Chapter 6: The Assembler 9
Test Programs
Each test program, except the first one, comes in two versions: ProgL.xxx is symbols-less, and
Prog.xxx is with symbols.
Add: This program adds the constants 2 and 3 and puts the result in R0.
Max: This program performs the operation R2=max(R0,R1).
Rect: This program draws a rectangle at the top left corner of the screen. The rectangle is 16
pixels wide and R0 pixels high.
Pong: A single-player Ping-Pong game. A ball bounces constantly off the screen's walls. The
player attempts to hit the ball with a bat by pressing the left and right arrow keys. For
every successful hit, the player gains one point and the bat shrinks a little to make the
game harder. If the player misses the ball, the game is over.

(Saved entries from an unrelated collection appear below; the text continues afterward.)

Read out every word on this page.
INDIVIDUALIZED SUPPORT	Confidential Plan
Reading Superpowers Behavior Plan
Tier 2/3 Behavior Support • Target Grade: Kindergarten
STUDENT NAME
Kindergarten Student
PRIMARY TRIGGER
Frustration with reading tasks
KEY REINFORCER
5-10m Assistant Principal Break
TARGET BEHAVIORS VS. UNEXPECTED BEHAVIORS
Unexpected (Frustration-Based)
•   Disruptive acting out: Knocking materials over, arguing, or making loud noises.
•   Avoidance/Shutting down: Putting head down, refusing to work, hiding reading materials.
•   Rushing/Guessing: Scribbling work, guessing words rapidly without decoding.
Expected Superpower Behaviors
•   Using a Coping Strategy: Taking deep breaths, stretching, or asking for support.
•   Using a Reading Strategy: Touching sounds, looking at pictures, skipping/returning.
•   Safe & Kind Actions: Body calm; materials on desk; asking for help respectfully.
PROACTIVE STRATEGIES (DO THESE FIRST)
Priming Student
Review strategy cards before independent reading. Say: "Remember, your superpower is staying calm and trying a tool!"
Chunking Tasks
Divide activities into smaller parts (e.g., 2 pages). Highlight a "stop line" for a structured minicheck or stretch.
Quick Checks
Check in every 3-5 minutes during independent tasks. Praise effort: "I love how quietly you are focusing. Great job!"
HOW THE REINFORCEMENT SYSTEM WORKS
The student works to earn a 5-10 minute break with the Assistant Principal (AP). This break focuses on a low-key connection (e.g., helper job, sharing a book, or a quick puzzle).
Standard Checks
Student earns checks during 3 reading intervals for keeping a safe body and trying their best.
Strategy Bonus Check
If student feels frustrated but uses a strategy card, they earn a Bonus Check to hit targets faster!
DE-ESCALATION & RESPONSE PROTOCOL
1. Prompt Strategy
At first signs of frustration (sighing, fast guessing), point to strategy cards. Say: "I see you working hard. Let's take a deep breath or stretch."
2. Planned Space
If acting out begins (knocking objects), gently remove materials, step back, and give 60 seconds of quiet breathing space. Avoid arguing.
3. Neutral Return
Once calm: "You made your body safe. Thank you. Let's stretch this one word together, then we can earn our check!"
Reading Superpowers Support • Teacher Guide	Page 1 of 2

To quit the game, press ESC.
The Pong program was written in the Jack programming language (described in Chapter
9) and translated by the Jack compiler (described in Chapters 10-11) into the supplied
assembly program. The resulting machine-level program is about 20,000 lines of code,
which also include the Sack operating system (described in Chapter 12). Running this
game in the CPU Emulator is a slow affair, so don't expect a high-powered Pong game.
This slowness is actually a virtue, since it enables your eye to track the graphical behavior
of the program. In future projects in the book this game will run much faster.